State Recovers $269M In Medicaid Fraud, Waste
This article is from the archive of The New York Sun before the launch of its new website in 2022. The Sun has neither altered nor updated such articles but will seek to correct any errors, mis-categorizations or other problems introduced during transfer.
State auditors recovered more than $269 million in Medicaid fraud and waste between October 2007 and March 2008, officials from the state’s Office of the Medicaid Inspector General told The New York Sun.
The amount exceeds a commitment the state made to the federal government in 2006 to recover $215 million in the fiscal year ending September 30, 2008, and a total of $1.5 billion from the state’s Medicaid program by 2011. Under the agreement, the federal government gave New York State $1.5 billion for health care modernization projects.
But facing increasingly large annual recovery goals — the state will owe $611 million in the fiscal year 2011 — state auditors are pushing forward with an aggressive plan to hire investigators and employ new investigative techniques. Having focused on nursing homes and managed care companies, the agency also will begin to audit hospitals in the next six months.
“The reality is, one of the reasons we’re being successful now is that a lot of these areas have not been touched,” the Medicaid inspector general, James Sheehan, told the Sun in an interview. He said that going forward, his auditors would look at “every sector that gets significant public funds,” including hospitals. He also described a method for rooting out Medicaid billing problems known as “data mining,” in which a computer identifies mistakes or cases of fraud.

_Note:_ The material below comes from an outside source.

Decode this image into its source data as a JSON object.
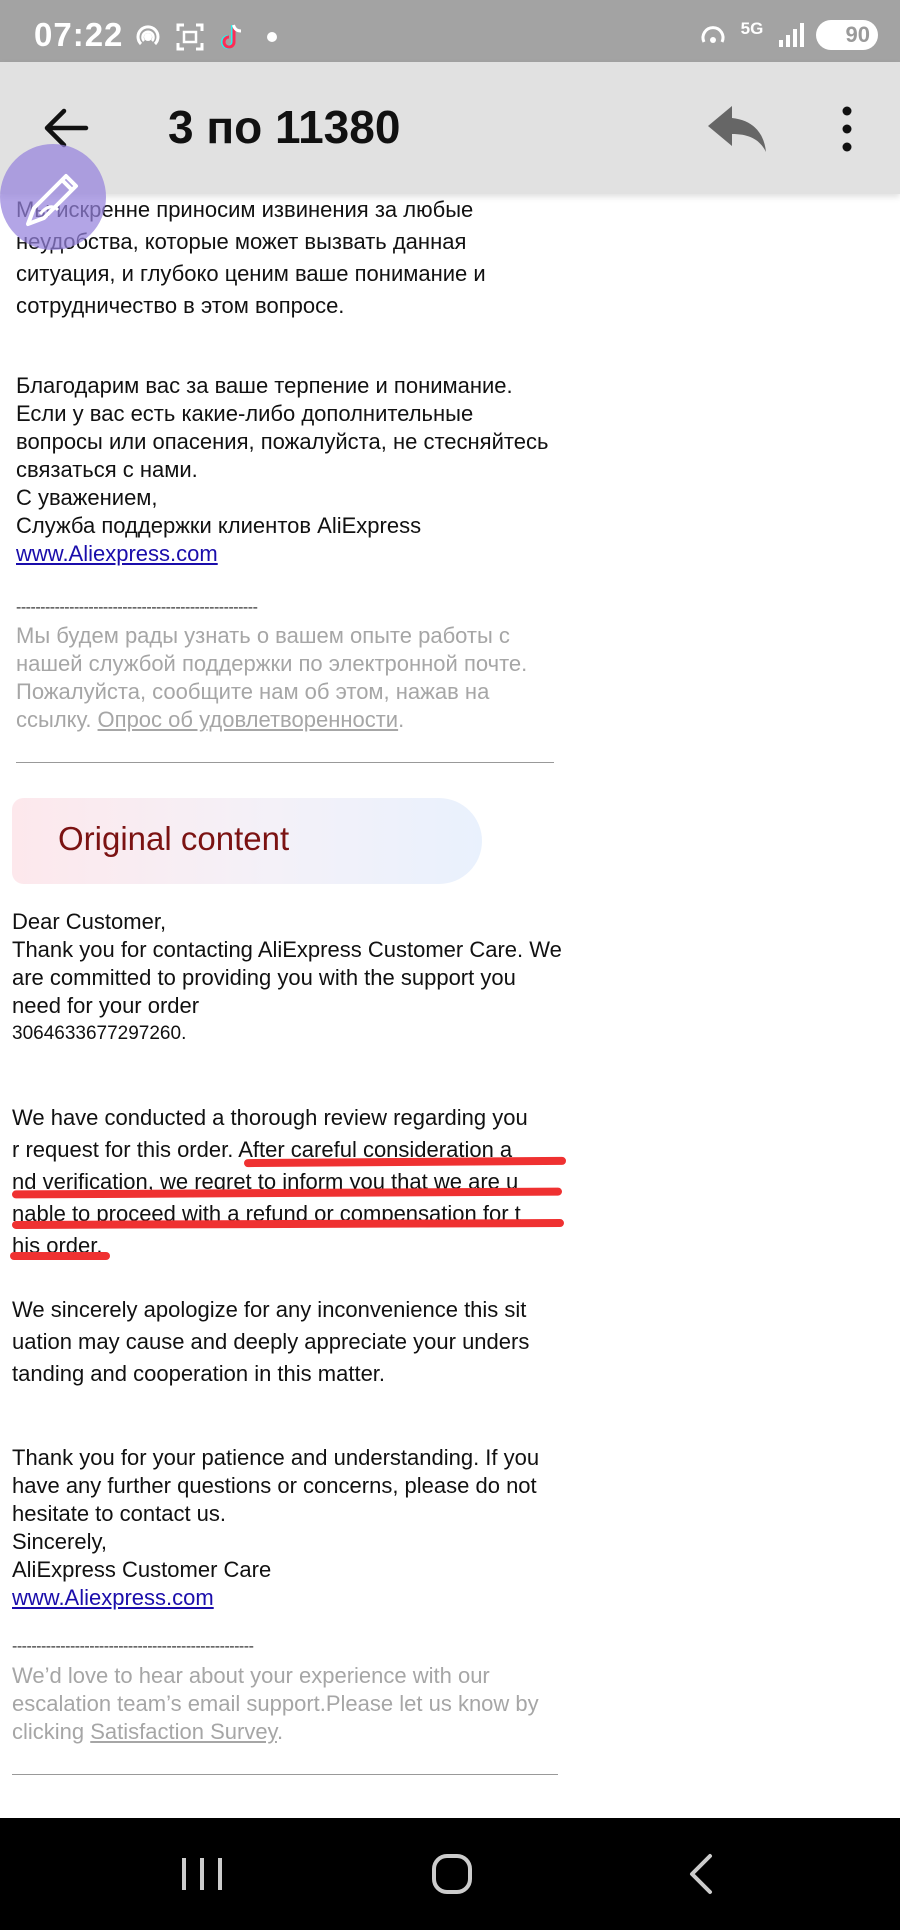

In describing the current system, he said, “Our computer system is a 2002 Corolla. It runs good, but it’s not exactly a state-of-the-art machine.”
Under the federal agreement, negotiated by the Pataki administration, New York received $1.5 billion in exchange for implementing the recommendations of the Berger Commission, which recommended closure for nine hospitals statewide. The agreement also stipulated that the state enhance its fraud detection and meet annual recovery goals of $215 million in the fiscal year ending September 30, 2008; $322 million in the fiscal year ending September 30, 2009; $429 million in the fiscal year ending September 30, 2010, and $611 million in the fiscal year ending September 30, 2011.
So far, the state has invested tens of millions of dollars to build up its fraud detection operations. The total operating budget for the Office of the Medicaid Inspector General is about $90 million, including a personnel budget of $42 million. Currently, the agency employs 554 staff members around the state, and it is looking to increase that number to 753 by the end of 2009.
But some, including Mr. Sheehan, have voiced concern that the agency may not be able to recover $600 million in the fourth year because by then, the agency will have implemented methods for rooting out errors and fraud.
“In order to get this kind of money, it’s got to go beyond basic fraud and abuse,” the chairman of health policy and management at SUNY Downstate School of Public Health, Howard Berliner, said. “Frankly, a lot of hospital executives are going to be spending time hoping and praying that nobody is auditing them,” he said.
Others echoed his concerns and said that while the state ought to be detecting Medicaid fraud, a more important task is improving the administration of Medicaid to prevent problems in the first place. The president of the United Hospital Fund, James Tallon, said: “You can’t simply have an ever-escalating projection of fraud recoveries when your real goal ought to be that the fraud doesn’t happen in the first place.”